GAINESVILLE — Before Billy Napier took over the Florida Gators from Louisiana, he was best known for five words in a three-second clip: Scared money don’t make money.
“One day I’m going to figure out what that means,” UF staffer Ashour Peera said this week.
Peera, clearly, didn’t come up with the phrase. But the Saint Leo alumnus and former grade school teacher is at the heart of implementing it, which — like many things Napier — is more complex than is sounds.
Scared money don’t make money sums up the poker idea that in order to win big, you have to be willing to bet big. Consider it Napier’s version of Bucs coach Bruce Arians’ “no risk it, no biscuit” philosophy, but with fourth-down attempts rather than downfield passes. Only nine teams in the nation went for it more often than Napier’s Ragin’ Cajuns did last year (37 attempts). Their conversion percentage (59.5 percent) was six points better than the national median.
“The big thing here is that these decisions are very calculated, right?” Napier said after his introductory news conference in December.
Those decisions are starting to be calculated now, months in advance, with a one-of-a-kind figure at the center of them.
Peera moved from his hometown, Chicago, to Florida years ago to get into coaching. He knew he eventually wanted to become a head coach, so he needed a teaching certificate. That’s how he ended up learning different instructional methods at Saint Leo and teaching elementary school classes in Marion County and Leesburg.
“All those things contributed to my coaching, I believe,” Peera said.
Coaching took him all over the state and country — Ocala, Miami, Clermont, Colorado and Oklahoma. Peer was an assistant at Miami Northwestern when then-McNeese State assistant Rob Sale stopped by to recruit a linemen. They stayed in touch, and when Sale (now the Gators’ offensive coordinator) joined Napier’s Louisiana staff, Peera was brought on, too. He followed Napier to UF as part of the coach’s “unprecedented” army of support staff.
Though Peera’s official title is director of football logistics, he called analytics his “underlying secret weapon title.” That means that as the Gators spend this spring installing the playbook they’ll run in the fall, Peera is going through data for UF’s analytics playbook, which he considers more of an encyclopedia than a binder.

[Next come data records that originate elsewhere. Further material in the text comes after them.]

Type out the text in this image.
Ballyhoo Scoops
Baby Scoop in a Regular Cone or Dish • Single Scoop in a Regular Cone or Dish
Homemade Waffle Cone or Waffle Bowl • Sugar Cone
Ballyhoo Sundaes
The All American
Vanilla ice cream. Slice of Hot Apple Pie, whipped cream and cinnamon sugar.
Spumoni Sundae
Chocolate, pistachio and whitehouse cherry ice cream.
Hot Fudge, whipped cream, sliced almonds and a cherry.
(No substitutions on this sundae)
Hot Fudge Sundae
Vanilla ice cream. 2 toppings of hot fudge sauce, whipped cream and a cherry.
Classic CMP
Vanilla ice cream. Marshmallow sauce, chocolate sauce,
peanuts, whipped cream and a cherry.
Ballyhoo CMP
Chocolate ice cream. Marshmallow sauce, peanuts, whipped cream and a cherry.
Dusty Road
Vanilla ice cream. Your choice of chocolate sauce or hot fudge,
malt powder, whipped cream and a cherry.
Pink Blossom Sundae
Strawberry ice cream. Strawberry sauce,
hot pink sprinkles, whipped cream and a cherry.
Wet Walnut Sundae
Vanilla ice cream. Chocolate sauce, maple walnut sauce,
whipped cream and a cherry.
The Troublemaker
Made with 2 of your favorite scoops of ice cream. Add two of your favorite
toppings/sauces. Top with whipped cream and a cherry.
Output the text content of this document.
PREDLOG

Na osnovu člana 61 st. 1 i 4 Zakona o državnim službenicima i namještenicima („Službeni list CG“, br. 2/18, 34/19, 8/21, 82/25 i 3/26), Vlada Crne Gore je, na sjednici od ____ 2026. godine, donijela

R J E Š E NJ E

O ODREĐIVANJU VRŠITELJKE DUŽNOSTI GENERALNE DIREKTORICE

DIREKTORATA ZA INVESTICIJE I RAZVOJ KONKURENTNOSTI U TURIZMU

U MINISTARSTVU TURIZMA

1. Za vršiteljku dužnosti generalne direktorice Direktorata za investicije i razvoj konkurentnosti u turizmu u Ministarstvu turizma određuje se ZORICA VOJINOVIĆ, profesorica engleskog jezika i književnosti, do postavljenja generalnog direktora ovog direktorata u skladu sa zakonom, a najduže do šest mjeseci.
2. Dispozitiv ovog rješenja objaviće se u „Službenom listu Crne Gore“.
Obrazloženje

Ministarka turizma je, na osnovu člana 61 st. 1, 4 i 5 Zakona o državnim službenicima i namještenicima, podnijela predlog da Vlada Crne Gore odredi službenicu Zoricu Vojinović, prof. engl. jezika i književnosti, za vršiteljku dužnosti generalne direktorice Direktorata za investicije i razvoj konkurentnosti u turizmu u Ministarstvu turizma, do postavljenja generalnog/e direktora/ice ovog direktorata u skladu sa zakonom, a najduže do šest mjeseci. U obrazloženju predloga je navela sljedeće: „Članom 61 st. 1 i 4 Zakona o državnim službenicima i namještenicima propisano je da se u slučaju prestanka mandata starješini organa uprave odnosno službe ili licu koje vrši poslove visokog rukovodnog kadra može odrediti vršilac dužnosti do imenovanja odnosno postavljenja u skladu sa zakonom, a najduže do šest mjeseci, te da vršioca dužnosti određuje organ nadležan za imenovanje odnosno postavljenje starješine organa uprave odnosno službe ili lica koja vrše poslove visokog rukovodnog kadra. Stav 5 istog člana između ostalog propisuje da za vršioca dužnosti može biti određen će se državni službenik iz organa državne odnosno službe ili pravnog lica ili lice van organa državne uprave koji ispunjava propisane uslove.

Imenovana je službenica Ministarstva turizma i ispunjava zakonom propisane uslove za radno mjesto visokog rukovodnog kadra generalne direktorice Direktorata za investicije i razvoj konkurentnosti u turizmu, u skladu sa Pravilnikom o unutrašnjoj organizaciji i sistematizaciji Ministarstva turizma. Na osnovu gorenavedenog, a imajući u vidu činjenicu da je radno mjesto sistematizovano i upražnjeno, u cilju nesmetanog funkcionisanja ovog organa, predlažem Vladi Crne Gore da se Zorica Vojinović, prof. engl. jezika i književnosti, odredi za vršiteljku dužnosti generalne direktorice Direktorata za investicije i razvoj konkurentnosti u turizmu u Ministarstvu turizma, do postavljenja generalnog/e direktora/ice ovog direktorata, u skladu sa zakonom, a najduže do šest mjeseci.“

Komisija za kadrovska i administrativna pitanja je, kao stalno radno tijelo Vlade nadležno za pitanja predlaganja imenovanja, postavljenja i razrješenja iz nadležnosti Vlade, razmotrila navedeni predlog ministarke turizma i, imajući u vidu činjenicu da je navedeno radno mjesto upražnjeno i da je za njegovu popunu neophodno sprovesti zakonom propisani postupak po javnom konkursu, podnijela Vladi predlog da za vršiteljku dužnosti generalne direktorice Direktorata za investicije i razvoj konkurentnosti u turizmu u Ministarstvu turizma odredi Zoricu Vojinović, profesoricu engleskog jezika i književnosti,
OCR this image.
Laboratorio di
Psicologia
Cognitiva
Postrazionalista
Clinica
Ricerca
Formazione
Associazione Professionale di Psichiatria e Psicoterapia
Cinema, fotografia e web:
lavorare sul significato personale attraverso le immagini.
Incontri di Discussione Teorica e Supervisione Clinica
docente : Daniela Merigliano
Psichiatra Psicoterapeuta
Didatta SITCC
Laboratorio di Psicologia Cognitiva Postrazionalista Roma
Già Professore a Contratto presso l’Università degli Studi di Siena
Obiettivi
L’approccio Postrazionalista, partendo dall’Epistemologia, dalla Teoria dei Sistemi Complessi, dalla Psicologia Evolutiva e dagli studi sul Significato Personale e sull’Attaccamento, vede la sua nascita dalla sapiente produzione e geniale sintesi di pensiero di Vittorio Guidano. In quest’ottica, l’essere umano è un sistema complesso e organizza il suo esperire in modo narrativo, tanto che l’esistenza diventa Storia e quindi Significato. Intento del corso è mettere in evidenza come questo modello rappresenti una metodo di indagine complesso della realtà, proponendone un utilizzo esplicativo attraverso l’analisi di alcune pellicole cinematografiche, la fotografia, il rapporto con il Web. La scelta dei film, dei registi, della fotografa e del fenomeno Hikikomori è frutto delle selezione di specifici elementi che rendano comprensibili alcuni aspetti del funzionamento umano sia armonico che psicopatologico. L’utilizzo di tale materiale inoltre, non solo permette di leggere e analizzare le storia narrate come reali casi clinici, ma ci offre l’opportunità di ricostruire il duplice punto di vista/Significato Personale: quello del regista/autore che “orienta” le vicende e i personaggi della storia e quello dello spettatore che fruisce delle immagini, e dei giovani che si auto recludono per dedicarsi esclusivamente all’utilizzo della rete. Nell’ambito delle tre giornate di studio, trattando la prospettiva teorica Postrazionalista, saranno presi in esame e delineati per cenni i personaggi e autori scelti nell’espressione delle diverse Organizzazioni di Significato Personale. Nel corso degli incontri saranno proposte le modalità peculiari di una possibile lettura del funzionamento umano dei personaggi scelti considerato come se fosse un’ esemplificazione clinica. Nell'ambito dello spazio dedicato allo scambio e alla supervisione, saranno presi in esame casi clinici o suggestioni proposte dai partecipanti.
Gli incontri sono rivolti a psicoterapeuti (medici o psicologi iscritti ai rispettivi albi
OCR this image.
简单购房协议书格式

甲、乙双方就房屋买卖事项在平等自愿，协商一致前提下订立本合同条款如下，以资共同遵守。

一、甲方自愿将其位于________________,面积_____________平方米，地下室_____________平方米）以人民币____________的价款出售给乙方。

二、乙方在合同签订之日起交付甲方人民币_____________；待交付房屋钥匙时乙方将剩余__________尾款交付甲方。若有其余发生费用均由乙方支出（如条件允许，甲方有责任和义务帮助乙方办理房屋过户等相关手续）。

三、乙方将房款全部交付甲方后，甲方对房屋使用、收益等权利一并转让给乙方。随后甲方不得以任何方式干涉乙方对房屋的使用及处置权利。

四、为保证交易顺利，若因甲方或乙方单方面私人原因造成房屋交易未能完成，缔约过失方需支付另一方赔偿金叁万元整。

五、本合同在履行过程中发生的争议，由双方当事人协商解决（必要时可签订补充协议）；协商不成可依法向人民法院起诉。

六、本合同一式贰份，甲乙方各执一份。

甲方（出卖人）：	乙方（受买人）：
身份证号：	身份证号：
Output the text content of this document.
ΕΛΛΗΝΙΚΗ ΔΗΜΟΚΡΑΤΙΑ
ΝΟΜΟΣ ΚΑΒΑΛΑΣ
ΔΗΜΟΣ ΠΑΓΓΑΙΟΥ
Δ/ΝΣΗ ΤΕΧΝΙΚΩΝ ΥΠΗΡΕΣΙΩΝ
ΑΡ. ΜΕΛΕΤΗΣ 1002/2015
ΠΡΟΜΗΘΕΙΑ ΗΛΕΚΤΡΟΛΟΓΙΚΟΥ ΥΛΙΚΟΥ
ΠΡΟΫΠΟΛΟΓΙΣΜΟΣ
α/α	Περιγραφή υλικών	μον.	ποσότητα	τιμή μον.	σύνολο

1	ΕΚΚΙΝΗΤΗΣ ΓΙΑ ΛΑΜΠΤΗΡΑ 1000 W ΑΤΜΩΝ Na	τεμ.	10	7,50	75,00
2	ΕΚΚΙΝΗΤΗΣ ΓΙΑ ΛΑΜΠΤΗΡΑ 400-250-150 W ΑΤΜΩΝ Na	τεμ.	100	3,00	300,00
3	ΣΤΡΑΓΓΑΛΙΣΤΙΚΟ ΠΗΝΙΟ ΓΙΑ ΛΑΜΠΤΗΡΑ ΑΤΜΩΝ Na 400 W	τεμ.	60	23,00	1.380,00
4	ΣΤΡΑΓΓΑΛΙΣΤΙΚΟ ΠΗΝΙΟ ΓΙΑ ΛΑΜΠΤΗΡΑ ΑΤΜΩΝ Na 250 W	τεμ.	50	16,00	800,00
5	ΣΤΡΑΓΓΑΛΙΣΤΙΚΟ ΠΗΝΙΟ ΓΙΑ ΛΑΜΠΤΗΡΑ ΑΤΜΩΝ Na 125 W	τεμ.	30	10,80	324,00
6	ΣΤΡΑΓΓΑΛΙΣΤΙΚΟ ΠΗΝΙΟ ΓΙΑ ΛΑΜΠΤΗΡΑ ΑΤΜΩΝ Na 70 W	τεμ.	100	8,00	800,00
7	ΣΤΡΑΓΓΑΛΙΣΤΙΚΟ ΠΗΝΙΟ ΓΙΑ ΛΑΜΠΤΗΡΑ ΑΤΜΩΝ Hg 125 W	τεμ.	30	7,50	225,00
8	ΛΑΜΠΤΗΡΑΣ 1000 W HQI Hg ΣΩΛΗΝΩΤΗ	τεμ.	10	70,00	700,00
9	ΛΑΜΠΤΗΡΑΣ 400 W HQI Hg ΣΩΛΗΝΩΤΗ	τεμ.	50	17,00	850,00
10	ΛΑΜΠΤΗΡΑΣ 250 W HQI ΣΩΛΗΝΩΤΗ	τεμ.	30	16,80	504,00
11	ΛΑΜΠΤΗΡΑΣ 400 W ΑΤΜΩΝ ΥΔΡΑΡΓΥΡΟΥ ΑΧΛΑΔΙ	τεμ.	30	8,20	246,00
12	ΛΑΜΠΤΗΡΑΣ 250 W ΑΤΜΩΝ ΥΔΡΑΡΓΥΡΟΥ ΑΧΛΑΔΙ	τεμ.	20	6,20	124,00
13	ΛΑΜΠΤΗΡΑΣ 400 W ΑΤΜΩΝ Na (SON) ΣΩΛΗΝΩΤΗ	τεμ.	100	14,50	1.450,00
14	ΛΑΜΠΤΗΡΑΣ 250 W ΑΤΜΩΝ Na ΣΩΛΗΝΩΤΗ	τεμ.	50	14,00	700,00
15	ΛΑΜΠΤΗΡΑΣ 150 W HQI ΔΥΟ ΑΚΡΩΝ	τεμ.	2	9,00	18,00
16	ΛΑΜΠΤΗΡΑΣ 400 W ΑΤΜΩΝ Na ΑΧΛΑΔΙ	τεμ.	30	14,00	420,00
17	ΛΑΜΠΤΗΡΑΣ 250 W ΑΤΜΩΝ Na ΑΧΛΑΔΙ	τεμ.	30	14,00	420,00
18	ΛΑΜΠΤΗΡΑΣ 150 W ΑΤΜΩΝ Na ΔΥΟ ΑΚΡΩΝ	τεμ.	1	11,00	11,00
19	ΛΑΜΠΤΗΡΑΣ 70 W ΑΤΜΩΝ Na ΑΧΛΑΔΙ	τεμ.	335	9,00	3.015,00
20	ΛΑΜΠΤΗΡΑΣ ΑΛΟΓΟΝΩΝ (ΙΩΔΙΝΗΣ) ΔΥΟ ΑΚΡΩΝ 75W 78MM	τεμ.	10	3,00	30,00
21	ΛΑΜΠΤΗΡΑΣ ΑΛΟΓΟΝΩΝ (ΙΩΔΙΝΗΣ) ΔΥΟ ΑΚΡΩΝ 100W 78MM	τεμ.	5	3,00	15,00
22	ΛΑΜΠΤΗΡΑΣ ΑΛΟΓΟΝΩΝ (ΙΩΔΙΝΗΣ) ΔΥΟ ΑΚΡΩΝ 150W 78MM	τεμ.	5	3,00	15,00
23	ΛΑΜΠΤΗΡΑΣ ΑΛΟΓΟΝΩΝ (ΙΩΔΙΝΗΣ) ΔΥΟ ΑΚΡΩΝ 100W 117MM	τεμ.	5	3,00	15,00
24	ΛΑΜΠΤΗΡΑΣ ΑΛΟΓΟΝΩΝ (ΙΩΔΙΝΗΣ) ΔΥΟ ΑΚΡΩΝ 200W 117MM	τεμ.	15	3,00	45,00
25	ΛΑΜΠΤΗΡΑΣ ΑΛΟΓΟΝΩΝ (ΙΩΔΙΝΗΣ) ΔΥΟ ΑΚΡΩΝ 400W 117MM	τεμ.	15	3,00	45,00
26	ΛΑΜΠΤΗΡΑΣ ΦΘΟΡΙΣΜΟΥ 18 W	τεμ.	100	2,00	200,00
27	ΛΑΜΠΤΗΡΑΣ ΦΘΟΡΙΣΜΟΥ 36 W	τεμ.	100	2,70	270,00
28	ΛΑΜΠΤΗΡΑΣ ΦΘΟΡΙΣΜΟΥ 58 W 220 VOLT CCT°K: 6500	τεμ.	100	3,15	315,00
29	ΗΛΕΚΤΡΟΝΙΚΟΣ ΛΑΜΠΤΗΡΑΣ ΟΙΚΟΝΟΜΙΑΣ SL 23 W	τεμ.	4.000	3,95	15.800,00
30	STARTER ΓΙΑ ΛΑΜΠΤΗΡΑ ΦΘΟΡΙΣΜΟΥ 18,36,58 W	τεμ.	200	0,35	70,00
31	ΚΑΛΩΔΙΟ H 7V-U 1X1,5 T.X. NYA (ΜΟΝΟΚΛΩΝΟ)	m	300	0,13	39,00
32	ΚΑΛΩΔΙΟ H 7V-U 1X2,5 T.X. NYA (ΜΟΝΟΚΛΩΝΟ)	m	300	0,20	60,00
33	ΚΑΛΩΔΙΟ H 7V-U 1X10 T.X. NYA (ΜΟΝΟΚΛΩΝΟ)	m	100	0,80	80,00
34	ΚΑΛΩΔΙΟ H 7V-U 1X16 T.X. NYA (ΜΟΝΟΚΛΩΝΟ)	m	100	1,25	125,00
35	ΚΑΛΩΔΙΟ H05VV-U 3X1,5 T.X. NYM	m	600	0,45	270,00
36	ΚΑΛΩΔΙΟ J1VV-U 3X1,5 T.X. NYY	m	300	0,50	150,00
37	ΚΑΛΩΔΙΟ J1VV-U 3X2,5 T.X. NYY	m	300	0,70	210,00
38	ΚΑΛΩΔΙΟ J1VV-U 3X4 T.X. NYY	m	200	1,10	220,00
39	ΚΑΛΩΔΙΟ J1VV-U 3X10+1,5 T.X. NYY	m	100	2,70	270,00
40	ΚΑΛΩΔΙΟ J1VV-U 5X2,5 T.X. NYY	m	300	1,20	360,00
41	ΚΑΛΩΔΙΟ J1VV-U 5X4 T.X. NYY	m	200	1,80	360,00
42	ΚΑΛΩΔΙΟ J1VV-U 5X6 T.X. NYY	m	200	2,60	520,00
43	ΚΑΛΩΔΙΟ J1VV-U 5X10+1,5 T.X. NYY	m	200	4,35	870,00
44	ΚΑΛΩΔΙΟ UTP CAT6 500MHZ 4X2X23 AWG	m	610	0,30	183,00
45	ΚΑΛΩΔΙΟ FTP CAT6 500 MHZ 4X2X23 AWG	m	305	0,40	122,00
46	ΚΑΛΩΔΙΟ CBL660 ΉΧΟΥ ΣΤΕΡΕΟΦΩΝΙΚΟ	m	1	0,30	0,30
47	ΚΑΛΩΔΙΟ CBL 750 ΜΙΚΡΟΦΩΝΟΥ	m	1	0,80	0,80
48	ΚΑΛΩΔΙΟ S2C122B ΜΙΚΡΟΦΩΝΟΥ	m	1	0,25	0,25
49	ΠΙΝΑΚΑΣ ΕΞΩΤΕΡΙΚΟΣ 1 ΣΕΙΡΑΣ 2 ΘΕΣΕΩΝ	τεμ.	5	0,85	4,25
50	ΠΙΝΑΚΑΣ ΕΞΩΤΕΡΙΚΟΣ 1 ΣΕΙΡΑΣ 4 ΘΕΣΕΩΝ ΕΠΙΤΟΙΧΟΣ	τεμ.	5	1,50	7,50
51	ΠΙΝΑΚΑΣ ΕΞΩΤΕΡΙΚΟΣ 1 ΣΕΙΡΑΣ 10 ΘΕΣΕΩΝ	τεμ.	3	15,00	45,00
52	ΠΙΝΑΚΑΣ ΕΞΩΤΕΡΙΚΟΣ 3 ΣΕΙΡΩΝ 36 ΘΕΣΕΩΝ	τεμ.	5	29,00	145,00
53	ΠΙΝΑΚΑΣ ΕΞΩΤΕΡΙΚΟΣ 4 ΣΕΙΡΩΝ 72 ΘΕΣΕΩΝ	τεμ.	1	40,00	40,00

“The decision-making that goes into when do we go for it on fourth down, when we go for two, certain situations when you try to take a shot at the end zone, just different areas of situation football … we prepare that throughout the year,” Peera said.
Peera and the Gators do that by breaking down everything. Weather. Opponent tendencies. Kicking success (or lack thereof). How are teams scoring touchdowns in overtime? How often did winning teams go for it on fourth down instead of taking the field goal?
Weeks of research and analysis go into those calls, which are made ahead of time. Coaches will know on first down which scenarios will lead them to go for it on fourth down. That’s because Peera is on the sideline within earshot to remind them. He’s so focused on the data that he’ll occasionally get plowed into because his nose is burrowed into the book.
“Sometimes it’s not a big-picture thing…” Peera said. “It’s little, subtle stuff that really just builds up to hopefully a win.”
The most famous example came in September when Napier’s Ragin’ Cajuns hosted Ohio on a Thursday night.
Louisiana had the ball at the 1 leading 14-7 with three seconds left in the half. A field goal was the obvious choice. The encyclopedia said to go for the touchdown. Running back Montrell Johnson squeaked in for the score that sparked a 49-14 triumph. Moments later, Scared money don’t make money began to explode.
Though Napier’s five-word explanation was something he blurted out during a live ESPN interview, the decision behind it was deliberate. It, like his ideas about nutrition, sports science, staff structure and everything else, was designed to find and exploit every conceivable advantage in a cut-throat game.
Gators fans better accept the philosophy quickly, because it accompanied Napier to UF — just like the encyclopedia-toting former elementary school teacher tasked with implementing it.